As far as I can tell, there are no scenarios where it could fail. datetime.now invokes the fromutc function on the tzinfo instance passed in the parameter. All conversions from UTC to local time are unambiguous, so there are no opportunities for failure.

Also, the original code does not even work.

d = est.normalize(EST)

This would appear to pass a string as the only parameter to normalize, which is intended to take a datetime. This gives:

AttributeError: 'str' object has no attribute 'tzinfo'

I believe they meant to write:

d = est.normalize(d.astimezone(est))

That said, I don't think the verbosity of their code adds much value. As you noted, it's just as easy to do this in a single step:

d = datetime.now(est)

Looking at the cpython source code for datetime.now, I can see that when a tzinfo object is provided, it calls the fromutc method on that object.

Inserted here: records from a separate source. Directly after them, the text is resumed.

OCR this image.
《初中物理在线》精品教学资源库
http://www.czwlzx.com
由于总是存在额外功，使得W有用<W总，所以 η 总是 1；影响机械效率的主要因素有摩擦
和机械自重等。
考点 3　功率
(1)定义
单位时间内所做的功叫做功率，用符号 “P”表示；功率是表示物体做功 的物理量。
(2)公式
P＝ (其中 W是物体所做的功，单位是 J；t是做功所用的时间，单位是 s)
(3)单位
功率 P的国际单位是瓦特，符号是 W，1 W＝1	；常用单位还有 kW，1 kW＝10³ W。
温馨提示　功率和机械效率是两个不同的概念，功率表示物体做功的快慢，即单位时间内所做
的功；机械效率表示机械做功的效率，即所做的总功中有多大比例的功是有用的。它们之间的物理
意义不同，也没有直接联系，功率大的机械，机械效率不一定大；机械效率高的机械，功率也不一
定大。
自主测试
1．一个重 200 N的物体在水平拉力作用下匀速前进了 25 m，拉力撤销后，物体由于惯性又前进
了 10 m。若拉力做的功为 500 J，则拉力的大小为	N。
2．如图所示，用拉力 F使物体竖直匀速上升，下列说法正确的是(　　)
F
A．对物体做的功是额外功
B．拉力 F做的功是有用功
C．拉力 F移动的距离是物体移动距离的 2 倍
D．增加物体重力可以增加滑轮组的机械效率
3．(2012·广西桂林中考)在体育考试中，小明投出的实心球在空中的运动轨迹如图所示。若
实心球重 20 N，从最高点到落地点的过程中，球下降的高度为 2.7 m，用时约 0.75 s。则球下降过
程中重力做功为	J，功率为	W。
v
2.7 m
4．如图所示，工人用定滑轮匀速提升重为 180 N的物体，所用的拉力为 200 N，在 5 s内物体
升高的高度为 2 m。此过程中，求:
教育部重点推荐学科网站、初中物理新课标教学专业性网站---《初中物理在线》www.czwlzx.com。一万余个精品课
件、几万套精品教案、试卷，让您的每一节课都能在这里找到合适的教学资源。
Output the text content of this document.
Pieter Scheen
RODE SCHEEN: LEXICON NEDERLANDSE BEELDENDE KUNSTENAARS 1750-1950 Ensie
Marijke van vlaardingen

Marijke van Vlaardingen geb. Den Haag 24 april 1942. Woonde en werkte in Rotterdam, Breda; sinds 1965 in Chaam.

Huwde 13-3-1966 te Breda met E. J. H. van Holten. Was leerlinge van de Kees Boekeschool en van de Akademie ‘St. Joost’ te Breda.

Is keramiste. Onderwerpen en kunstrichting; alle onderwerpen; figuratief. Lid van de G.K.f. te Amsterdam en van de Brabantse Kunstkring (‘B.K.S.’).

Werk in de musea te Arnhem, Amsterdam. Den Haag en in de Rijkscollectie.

if (self != NULL && tz != Py_None) {
    /* Convert UTC to tzinfo's zone. */
    PyObject *temp = self;

    self = _PyObject_CallMethodId(tz, &PyId_fromutc, "O", self);
    Py_DECREF(temp);
}

Then, in the pytz source, I see that the fromutc method is implemented differently depending on whether the zone is pytz.UTC, or an instance of StaticTzInfo, or DstTzInfo. In all three cases, the transformation from the input UTC value to the target time zone is unambiguous. Here is the DstTzInfo implementation, which is the more complex of the three:

def fromutc(self, dt):
    '''See datetime.tzinfo.fromutc'''
    if (dt.tzinfo is not None
        and getattr(dt.tzinfo, '_tzinfos', None) is not self._tzinfos):
        raise ValueError('fromutc: dt.tzinfo is not self')
    dt = dt.replace(tzinfo=None)
    idx = max(0, bisect_right(self._utc_transition_times, dt) - 1)
    inf = self._transition_info[idx]
    return (dt + inf[0]).replace(tzinfo=self._tzinfos[inf])

This would appear to find the transition from _utc_transition_times of the time zone, then apply it to the returned datetime. There are no ambiguities in this direction, so the results will be equivalent.

Also worth noting, in the datetime docs it says that datetime.now is equivalent to calling:

tz.fromutc(datetime.utcnow().replace(tzinfo=tz))

Given the source of fromutc in pytz I showed earlier, I'm not sure that this is any different than just:

tz.fromutc(datetime.utcnow())

But in either case, I don't think localize and normalize are necessary.